Conservation training program for Iraqi experts

Training for conserving and restoring dyed textiles (Joshibi University of Art and Design)

 The project of fostering experts in conservation laboratories of Iraq National Museum has been conducted since 2004 with funding from grants from the Institute and UNESCO/Japanese Funds-in-Trust. Through this project, the Japan Center for International Cooperation in Conservation has invited total 18 conservation experts as trainees, and trainees who have returned to their home countries are making use of the techniques they learned in restoring various cultural properties.
 In pevious training sessions, the trainees have practiced using the equipment offered to the museum, centering on metalware, with the cooperation of various organizations in Japan. This year, we conducted training on the conservation and restoration of dyed textiles, and using the instruments necessary to conserve and restore cultural heritage and analyze materials (training on equipment use), in line with the wishes of UNESCO and the Iraq National Museum. Although it was a relatively short period of three months from June 18 to September 19, we not only conducted training on conservation and restoration techniques, but introduced lectures on the concept of conservation that informs the techniques and on diverse scientific knowledge, as well as practical training aimed at fostering human resources who can train specialists at each museum rather than just simple restoration experts. The training was carried out with the cooperation of university researchers, who took the lead of conservation and analysis of dyed textiles, as well as conservation/restoration experts. At the Shizuoka Research Institute for Buried Cultural Heritage, the trainees learned how to conserve archeological relics, treat unearthed objects at an excavation site, and handle items buried at actual sites.
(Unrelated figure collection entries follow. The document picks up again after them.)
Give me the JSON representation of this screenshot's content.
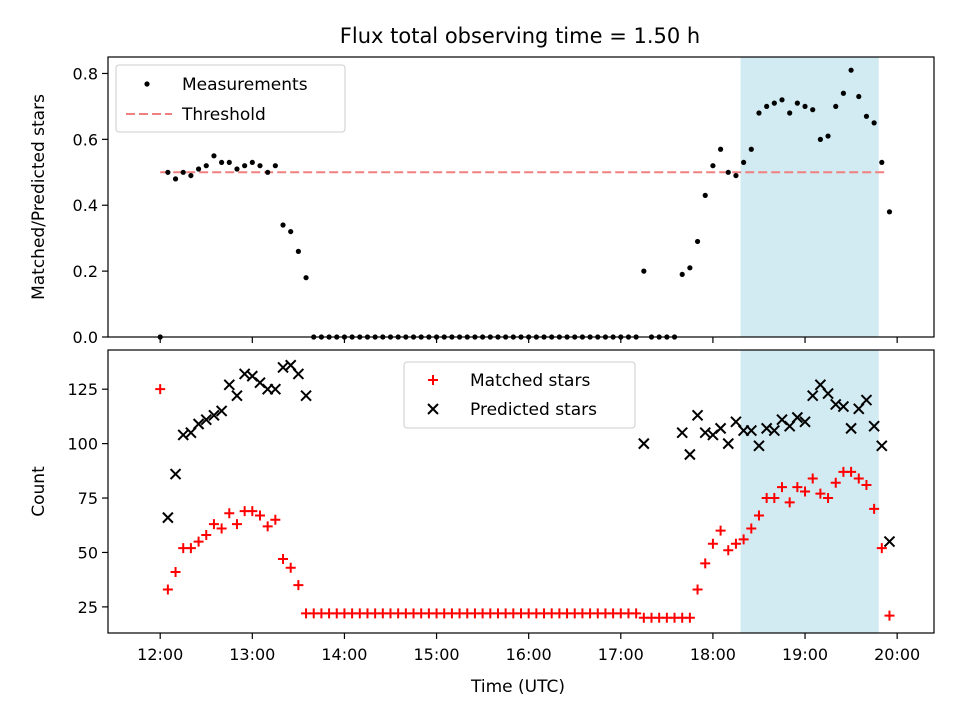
{
  "title": "Flux total observing time = 1.50 h",
  "xlabel": "Time (UTC)",
  "xticks": [
    "12:00",
    "13:00",
    "14:00",
    "15:00",
    "16:00",
    "17:00",
    "18:00",
    "19:00",
    "20:00"
  ],
  "colors": {
    "measurement": "#000000",
    "threshold": "#f08080",
    "matched": "#ff0000",
    "predicted": "#000000",
    "shade": "#add8e6"
  },
  "chart_data": [
    {
      "type": "scatter",
      "ylabel": "Matched/Predicted stars",
      "ylim": [
        0,
        0.85
      ],
      "yticks": [
        "0.0",
        "0.2",
        "0.4",
        "0.6",
        "0.8"
      ],
      "shaded_span": [
        "18:18",
        "19:48"
      ],
      "legend": [
        "Measurements",
        "Threshold"
      ],
      "legend_position": "upper left",
      "threshold": 0.5,
      "threshold_range": [
        "12:00",
        "19:54"
      ],
      "series": [
        {
          "name": "Measurements",
          "marker": "dot",
          "points": [
            [
              "12:00",
              0.0
            ],
            [
              "12:05",
              0.5
            ],
            [
              "12:10",
              0.48
            ],
            [
              "12:15",
              0.5
            ],
            [
              "12:20",
              0.49
            ],
            [
              "12:25",
              0.51
            ],
            [
              "12:30",
              0.52
            ],
            [
              "12:35",
              0.55
            ],
            [
              "12:40",
              0.53
            ],
            [
              "12:45",
              0.53
            ],
            [
              "12:50",
              0.51
            ],
            [
              "12:55",
              0.52
            ],
            [
              "13:00",
              0.53
            ],
            [
              "13:05",
              0.52
            ],
            [
              "13:10",
              0.5
            ],
            [
              "13:15",
              0.52
            ],
            [
              "13:20",
              0.34
            ],
            [
              "13:25",
              0.32
            ],
            [
              "13:30",
              0.26
            ],
            [
              "13:35",
              0.18
            ],
            [
              "13:40",
              0.0
            ],
            [
              "13:45",
              0.0
            ],
            [
              "13:50",
              0.0
            ],
            [
              "13:55",
              0.0
            ],
            [
              "14:00",
              0.0
            ],
            [
              "14:05",
              0.0
            ],
            [
              "14:10",
              0.0
            ],
            [
              "14:15",
              0.0
            ],
            [
              "14:20",
              0.0
            ],
            [
              "14:25",
              0.0
            ],
            [
              "14:30",
              0.0
            ],
            [
              "14:35",
              0.0
            ],
            [
              "14:40",
              0.0
            ],
            [
              "14:45",
              0.0
            ],
            [
              "14:50",
              0.0
            ],
            [
              "14:55",
              0.0
            ],
            [
              "15:00",
              0.0
            ],
            [
              "15:05",
              0.0
            ],
            [
              "15:10",
              0.0
            ],
            [
              "15:15",
              0.0
            ],
            [
              "15:20",
              0.0
            ],
            [
              "15:25",
              0.0
            ],
            [
              "15:30",
              0.0
            ],
            [
              "15:35",
              0.0
            ],
            [
              "15:40",
              0.0
            ],
            [
              "15:45",
              0.0
            ],
            [
              "15:50",
              0.0
            ],
            [
              "15:55",
              0.0
            ],
            [
              "16:00",
              0.0
            ],
            [
              "16:05",
              0.0
            ],
            [
              "16:10",
              0.0
            ],
            [
              "16:15",
              0.0
            ],
            [
              "16:20",
              0.0
            ],
            [
              "16:25",
              0.0
            ],
            [
              "16:30",
              0.0
            ],
            [
              "16:35",
              0.0
            ],
            [
              "16:40",
              0.0
            ],
            [
              "16:45",
              0.0
            ],
            [
              "16:50",
              0.0
            ],
            [
              "16:55",
              0.0
            ],
            [
              "17:00",
              0.0
            ],
            [
              "17:05",
              0.0
            ],
            [
              "17:10",
              0.0
            ],
            [
              "17:15",
              0.2
            ],
            [
              "17:20",
              0.0
            ],
            [
              "17:25",
              0.0
            ],
            [
              "17:30",
              0.0
            ],
            [
              "17:35",
              0.0
            ],
            [
              "17:40",
              0.19
            ],
            [
              "17:45",
              0.21
            ],
            [
              "17:50",
              0.29
            ],
            [
              "17:55",
              0.43
            ],
            [
              "18:00",
              0.52
            ],
            [
              "18:05",
              0.57
            ],
            [
              "18:10",
              0.5
            ],
            [
              "18:15",
              0.49
            ],
            [
              "18:20",
              0.53
            ],
            [
              "18:25",
              0.57
            ],
            [
              "18:30",
              0.68
            ],
            [
              "18:35",
              0.7
            ],
            [
              "18:40",
              0.71
            ],
            [
              "18:45",
              0.72
            ],
            [
              "18:50",
              0.68
            ],
            [
              "18:55",
              0.71
            ],
            [
              "19:00",
              0.7
            ],
            [
              "19:05",
              0.69
            ],
            [
              "19:10",
              0.6
            ],
            [
              "19:15",
              0.61
            ],
            [
              "19:20",
              0.7
            ],
            [
              "19:25",
              0.74
            ],
            [
              "19:30",
              0.81
            ],
            [
              "19:35",
              0.73
            ],
            [
              "19:40",
              0.67
            ],
            [
              "19:45",
              0.65
            ],
            [
              "19:50",
              0.53
            ],
            [
              "19:55",
              0.38
            ]
          ]
        }
      ]
    },
    {
      "type": "scatter",
      "ylabel": "Count",
      "ylim": [
        13,
        143
      ],
      "yticks": [
        "25",
        "50",
        "75",
        "100",
        "125"
      ],
      "shaded_span": [
        "18:18",
        "19:48"
      ],
      "legend": [
        "Matched stars",
        "Predicted stars"
      ],
      "legend_position": "upper center",
      "series": [
        {
          "name": "Matched stars",
          "marker": "plus",
          "points": [
            [
              "12:00",
              125
            ],
            [
              "12:05",
              33
            ],
            [
              "12:10",
              41
            ],
            [
              "12:15",
              52
            ],
            [
              "12:20",
              52
            ],
            [
              "12:25",
              55
            ],
            [
              "12:30",
              58
            ],
            [
              "12:35",
              63
            ],
            [
              "12:40",
              61
            ],
            [
              "12:45",
              68
            ],
            [
              "12:50",
              63
            ],
            [
              "12:55",
              69
            ],
            [
              "13:00",
              69
            ],
            [
              "13:05",
              67
            ],
            [
              "13:10",
              62
            ],
            [
              "13:15",
              65
            ],
            [
              "13:20",
              47
            ],
            [
              "13:25",
              43
            ],
            [
              "13:30",
              35
            ],
            [
              "13:35",
              22
            ],
            [
              "13:40",
              22
            ],
            [
              "13:45",
              22
            ],
            [
              "13:50",
              22
            ],
            [
              "13:55",
              22
            ],
            [
              "14:00",
              22
            ],
            [
              "14:05",
              22
            ],
            [
              "14:10",
              22
            ],
            [
              "14:15",
              22
            ],
            [
              "14:20",
              22
            ],
            [
              "14:25",
              22
            ],
            [
              "14:30",
              22
            ],
            [
              "14:35",
              22
            ],
            [
              "14:40",
              22
            ],
            [
              "14:45",
              22
            ],
            [
              "14:50",
              22
            ],
            [
              "14:55",
              22
            ],
            [
              "15:00",
              22
            ],
            [
              "15:05",
              22
            ],
            [
              "15:10",
              22
            ],
            [
              "15:15",
              22
            ],
            [
              "15:20",
              22
            ],
            [
              "15:25",
              22
            ],
            [
              "15:30",
              22
            ],
            [
              "15:35",
              22
            ],
            [
              "15:40",
              22
            ],
            [
              "15:45",
              22
            ],
            [
              "15:50",
              22
            ],
            [
              "15:55",
              22
            ],
            [
              "16:00",
              22
            ],
            [
              "16:05",
              22
            ],
            [
              "16:10",
              22
            ],
            [
              "16:15",
              22
            ],
            [
              "16:20",
              22
            ],
            [
              "16:25",
              22
            ],
            [
              "16:30",
              22
            ],
            [
              "16:35",
              22
            ],
            [
              "16:40",
              22
            ],
            [
              "16:45",
              22
            ],
            [
              "16:50",
              22
            ],
            [
              "16:55",
              22
            ],
            [
              "17:00",
              22
            ],
            [
              "17:05",
              22
            ],
            [
              "17:10",
              22
            ],
            [
              "17:15",
              20
            ],
            [
              "17:20",
              20
            ],
            [
              "17:25",
              20
            ],
            [
              "17:30",
              20
            ],
            [
              "17:35",
              20
            ],
            [
              "17:40",
              20
            ],
            [
              "17:45",
              20
            ],
            [
              "17:50",
              33
            ],
            [
              "17:55",
              45
            ],
            [
              "18:00",
              54
            ],
            [
              "18:05",
              60
            ],
            [
              "18:10",
              51
            ],
            [
              "18:15",
              54
            ],
            [
              "18:20",
              56
            ],
            [
              "18:25",
              61
            ],
            [
              "18:30",
              67
            ],
            [
              "18:35",
              75
            ],
            [
              "18:40",
              75
            ],
            [
              "18:45",
              80
            ],
            [
              "18:50",
              73
            ],
            [
              "18:55",
              80
            ],
            [
              "19:00",
              78
            ],
            [
              "19:05",
              84
            ],
            [
              "19:10",
              77
            ],
            [
              "19:15",
              75
            ],
            [
              "19:20",
              82
            ],
            [
              "19:25",
              87
            ],
            [
              "19:30",
              87
            ],
            [
              "19:35",
              84
            ],
            [
              "19:40",
              81
            ],
            [
              "19:45",
              70
            ],
            [
              "19:50",
              52
            ],
            [
              "19:55",
              21
            ]
          ]
        },
        {
          "name": "Predicted stars",
          "marker": "x",
          "points": [
            [
              "12:05",
              66
            ],
            [
              "12:10",
              86
            ],
            [
              "12:15",
              104
            ],
            [
              "12:20",
              105
            ],
            [
              "12:25",
              109
            ],
            [
              "12:30",
              111
            ],
            [
              "12:35",
              113
            ],
            [
              "12:40",
              115
            ],
            [
              "12:45",
              127
            ],
            [
              "12:50",
              122
            ],
            [
              "12:55",
              132
            ],
            [
              "13:00",
              131
            ],
            [
              "13:05",
              128
            ],
            [
              "13:10",
              125
            ],
            [
              "13:15",
              125
            ],
            [
              "13:20",
              135
            ],
            [
              "13:25",
              136
            ],
            [
              "13:30",
              132
            ],
            [
              "13:35",
              122
            ],
            [
              "17:15",
              100
            ],
            [
              "17:40",
              105
            ],
            [
              "17:45",
              95
            ],
            [
              "17:50",
              113
            ],
            [
              "17:55",
              105
            ],
            [
              "18:00",
              104
            ],
            [
              "18:05",
              107
            ],
            [
              "18:10",
              100
            ],
            [
              "18:15",
              110
            ],
            [
              "18:20",
              106
            ],
            [
              "18:25",
              106
            ],
            [
              "18:30",
              99
            ],
            [
              "18:35",
              107
            ],
            [
              "18:40",
              106
            ],
            [
              "18:45",
              111
            ],
            [
              "18:50",
              108
            ],
            [
              "18:55",
              112
            ],
            [
              "19:00",
              110
            ],
            [
              "19:05",
              122
            ],
            [
              "19:10",
              127
            ],
            [
              "19:15",
              123
            ],
            [
              "19:20",
              118
            ],
            [
              "19:25",
              117
            ],
            [
              "19:30",
              107
            ],
            [
              "19:35",
              116
            ],
            [
              "19:40",
              120
            ],
            [
              "19:45",
              108
            ],
            [
              "19:50",
              99
            ],
            [
              "19:55",
              55
            ]
          ]
        }
      ]
    }
  ]
}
In terms of practical training on the conservation and restoration of dyed textiles, we asked professors specialized in the basics of conservation and the history of dyed textiles to give basic lectures on their specialties, and the trainees had practical training on conservation/restoration and storage management of the short-sleeved kimono of the Edo Period and the Coptic textiles owned by Joshibi University of Art and Design with the cooperation of the university. The trainees also attended lectures on the usage of various instruments and analytical techniques as well as practical training with the cooperation of the Center for Conservation Science and Restoration Techniques of the Institute and the Nara National Research Institute for Cultural Properties. In January 2009, some exhibitions restarted in the Iraq National Museum. So far, one-third of the cultural properties which were lost during the chaos in Iraq have been returned to the Museum, and they are now gradually but securely advancing toward restoration. We are looking forward to seeing the conservation specialists who participated in this training bear the future of the Museum and contribute to Iraq’s recovery.